9/30(日) S&Cコーチとして押さえておきたい考え方セミナー

#79 自分のエゴでコーチングをしちゃだめよ

 

Nicolas Poussin Et in Arcadia ego deuxième version cropped

 

このタイトルのこと、最近良く思います。こちらのブログでも同じような内容が書かれています。

指導できることを指導すればいい

 

 

できないことを無理に指導しない

いわゆるクイックリフトと呼ばれるエクササイズは、適切なフォームで実施すれば筋パワーや爆発的筋力を向上させるのに非常に有効だと思います。その一方で、適切なフォームの習得が比較的難しく、しっかり教えられる指導者もあまり多くないのが現状でしょう。

がんばってクイックリフトのやり方そして指導の仕方を習得しようと努力されているS&Cコーチは素晴らしいと思いますが、その一方で「私にはクイックリフトを教えるスキルがないからそもそも教えない」という潔い判断をされるS&Cコーチもある意味尊敬できます。

一番害があるのは、「クイックリフトは有効だ」という知識だけは持っていて、正しい指導方法はわからないけどとりあえず「(S&C業界で最先端の)クイックリフトを教えている俺ってイケてるじゃん」というエゴだけでクイックリフトを取り入れているS&Cコーチです。そんな人に指導を受けているアスリートがかわいそうです。この業界から消え去ってしまえばいいのに・・・。

 

 

自分にできることを認識しておく

私自身、自分にできることとできないことを認識して、自分にできないことはやらないように気をつけています。

たとえば以前のブログでも書いたハイプル。これはウエイトリフターも取り入れている練習方法というかエクササイズですが、その正しいやり方をきちんと指導できないと、腕の力を使ってバーを持ち上げる癖がついたり、フルエクステンションをしっかりできなくなってしまったり、という危険性があります。だから私はそもそも教えません。潔いでしょう?

あと、ケガの事に関しては私の専門範囲外なので、選手から質問をされても「わからないからトレーナーさんに聞いて」と答えるようにしています。また、私は医療資格を持っていないし選手のカラダを触るような教育は受けていないので、アスリートのカラダに触ったりマッサージしたりは絶対しないようにしています。

 

 

できることでもケースによってはあえて使わない

また、「自分にできること」であっても、自分が指導しているチームやアスリートの状況次第ではあえて取り入れないという判断をする事もあります。

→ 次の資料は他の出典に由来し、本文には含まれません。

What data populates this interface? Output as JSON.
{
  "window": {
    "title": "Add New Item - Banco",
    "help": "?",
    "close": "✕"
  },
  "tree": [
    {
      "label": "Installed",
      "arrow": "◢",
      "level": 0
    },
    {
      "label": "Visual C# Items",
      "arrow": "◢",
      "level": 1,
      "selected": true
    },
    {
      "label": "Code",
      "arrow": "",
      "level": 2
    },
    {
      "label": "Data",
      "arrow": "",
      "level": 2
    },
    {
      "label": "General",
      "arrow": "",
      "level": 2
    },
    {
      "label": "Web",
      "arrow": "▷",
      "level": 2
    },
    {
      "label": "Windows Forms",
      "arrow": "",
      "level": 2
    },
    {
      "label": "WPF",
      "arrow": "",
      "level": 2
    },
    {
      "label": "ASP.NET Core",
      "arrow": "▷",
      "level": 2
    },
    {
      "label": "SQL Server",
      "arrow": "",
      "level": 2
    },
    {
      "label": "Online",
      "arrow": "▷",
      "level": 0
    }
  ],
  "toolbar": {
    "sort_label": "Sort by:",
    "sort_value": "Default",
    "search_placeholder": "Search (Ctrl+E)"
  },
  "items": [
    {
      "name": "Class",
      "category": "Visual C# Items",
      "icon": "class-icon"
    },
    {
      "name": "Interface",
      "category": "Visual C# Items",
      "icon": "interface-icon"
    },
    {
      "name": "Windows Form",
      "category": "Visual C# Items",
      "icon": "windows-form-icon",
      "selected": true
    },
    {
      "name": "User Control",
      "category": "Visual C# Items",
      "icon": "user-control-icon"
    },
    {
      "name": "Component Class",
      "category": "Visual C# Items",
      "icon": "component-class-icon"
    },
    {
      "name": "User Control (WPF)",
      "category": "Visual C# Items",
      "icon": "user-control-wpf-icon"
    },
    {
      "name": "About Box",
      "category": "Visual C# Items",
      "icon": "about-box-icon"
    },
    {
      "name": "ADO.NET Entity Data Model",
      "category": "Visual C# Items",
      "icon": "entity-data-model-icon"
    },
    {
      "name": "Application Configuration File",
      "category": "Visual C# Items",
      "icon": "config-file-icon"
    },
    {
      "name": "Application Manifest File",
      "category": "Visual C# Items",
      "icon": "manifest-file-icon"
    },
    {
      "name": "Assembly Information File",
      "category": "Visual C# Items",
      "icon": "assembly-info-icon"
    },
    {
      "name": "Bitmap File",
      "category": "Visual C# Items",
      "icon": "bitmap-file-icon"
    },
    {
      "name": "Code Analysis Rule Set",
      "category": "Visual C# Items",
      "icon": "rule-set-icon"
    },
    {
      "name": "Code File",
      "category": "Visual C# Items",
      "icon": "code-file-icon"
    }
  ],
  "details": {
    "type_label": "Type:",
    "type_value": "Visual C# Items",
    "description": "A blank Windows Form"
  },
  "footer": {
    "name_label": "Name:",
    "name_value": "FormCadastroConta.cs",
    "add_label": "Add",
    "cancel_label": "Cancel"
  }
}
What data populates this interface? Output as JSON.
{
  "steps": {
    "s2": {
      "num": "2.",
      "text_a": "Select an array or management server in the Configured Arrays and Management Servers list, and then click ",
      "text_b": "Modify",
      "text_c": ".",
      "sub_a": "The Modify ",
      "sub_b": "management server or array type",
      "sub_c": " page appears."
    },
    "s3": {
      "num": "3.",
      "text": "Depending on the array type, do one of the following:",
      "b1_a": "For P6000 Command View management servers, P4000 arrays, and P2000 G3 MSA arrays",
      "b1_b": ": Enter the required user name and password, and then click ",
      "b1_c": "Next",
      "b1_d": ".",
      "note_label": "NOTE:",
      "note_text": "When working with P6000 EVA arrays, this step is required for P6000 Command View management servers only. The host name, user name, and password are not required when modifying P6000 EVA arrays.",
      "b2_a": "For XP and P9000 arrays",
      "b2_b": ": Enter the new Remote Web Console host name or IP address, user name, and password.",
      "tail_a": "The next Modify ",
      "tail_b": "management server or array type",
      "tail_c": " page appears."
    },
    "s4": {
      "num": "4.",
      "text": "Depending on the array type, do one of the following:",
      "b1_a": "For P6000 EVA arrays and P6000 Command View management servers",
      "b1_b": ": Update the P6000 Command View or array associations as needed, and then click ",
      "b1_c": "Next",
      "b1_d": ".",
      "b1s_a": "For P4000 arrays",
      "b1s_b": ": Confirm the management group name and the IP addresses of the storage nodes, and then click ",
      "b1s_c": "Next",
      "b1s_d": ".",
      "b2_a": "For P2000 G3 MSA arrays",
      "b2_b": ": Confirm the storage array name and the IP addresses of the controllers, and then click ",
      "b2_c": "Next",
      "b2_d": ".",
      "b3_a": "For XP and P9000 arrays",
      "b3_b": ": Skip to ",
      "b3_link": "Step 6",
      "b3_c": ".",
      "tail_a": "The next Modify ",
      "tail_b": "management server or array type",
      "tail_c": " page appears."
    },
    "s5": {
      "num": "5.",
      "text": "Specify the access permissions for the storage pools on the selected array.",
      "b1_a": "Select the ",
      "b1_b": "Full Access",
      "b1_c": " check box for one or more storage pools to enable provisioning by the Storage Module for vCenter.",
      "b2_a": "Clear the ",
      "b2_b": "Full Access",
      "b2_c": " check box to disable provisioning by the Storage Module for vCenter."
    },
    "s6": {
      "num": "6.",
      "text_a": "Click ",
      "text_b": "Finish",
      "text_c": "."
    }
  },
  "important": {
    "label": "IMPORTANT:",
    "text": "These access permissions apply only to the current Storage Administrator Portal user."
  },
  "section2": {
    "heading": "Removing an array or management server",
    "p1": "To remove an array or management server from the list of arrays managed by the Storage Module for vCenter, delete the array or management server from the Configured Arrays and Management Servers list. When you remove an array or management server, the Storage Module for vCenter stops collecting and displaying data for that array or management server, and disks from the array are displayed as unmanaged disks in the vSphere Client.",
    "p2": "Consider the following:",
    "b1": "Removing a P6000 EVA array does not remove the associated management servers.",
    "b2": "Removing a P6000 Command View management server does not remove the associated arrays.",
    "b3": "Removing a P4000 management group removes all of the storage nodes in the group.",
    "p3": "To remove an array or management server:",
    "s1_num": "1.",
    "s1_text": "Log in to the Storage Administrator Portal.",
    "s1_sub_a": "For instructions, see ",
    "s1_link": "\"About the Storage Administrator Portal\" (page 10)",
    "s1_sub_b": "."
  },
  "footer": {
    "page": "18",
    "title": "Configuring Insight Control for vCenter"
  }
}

たとえば、クイックリフトと並んでS&C業界で人気のあるトピックでもあるペリオダイゼーション(期分け)。旧ソ連で開発されたミステリアスなトレーニング方法というイメージがあるので、とりあえずペリオダイゼーションを取り入れておけば「俺ってクールだろう」っと勘違いしてしまいがちです。しかし、ペリオダイゼーションは要するに短・中・長期のトレーニング計画の事で、別に特殊なテクニックとかでは全然ありません。

現在私が指導を担当している持久系競技の場合、レジスタンストレーニングに割ける時間が週1-2回で、合宿や遠征中は週に1回もレジスタンストレーニングができない時もあるという状況です。なので、いわゆる教科書的なペリオダイゼーション(筋肥大期→最大筋力期→筋パワー期→維持期)を無理やり当てはめるのはナンセンスです(そもそも持久系アスリートは筋肥大つまり体重増加を望まないから筋肥大期なんて設定しません)。

そんな事をしようとするのはS&Cコーチのエゴでしかありません。だから私はprogressive overloadというコンセプトを重視してトレーニングを計画し、前回よりも5kg重いウエイトを挙げるとか、前回よりも1レップ多く挙げるとかというシンプルなアプローチで取り組んでいます。

また、この持久系競技のアスリートに関しては、クイックリフトも取り入れていません。指導できる頻度が少ないので、正しいフォームを習得させるのが難しいと考え、ジャンプ系・メディシンボール系のエクササイズと基礎筋力を向上させるような基本的なエクササイズを組み合わせれば十分と判断したからです。

選手によってはジャンプ系・メディシンボール系のエクササイズさえも実施させずに基本的エクササイズにフォーカスして基礎筋力向上に専念する事もあります。特に筋力が弱くて関節弛緩性のあるアスリートにはこの後者のアプローチを取っています。このあたりの詳しい話はSPORTECセミナーでしたいと思います(詳しくはこちら)。

 

 

まとめ

まとまりのない文章になりましたが、とりあえず「自分のエゴでコーチングしちゃだめよ」っと自分を戒めたいと思います。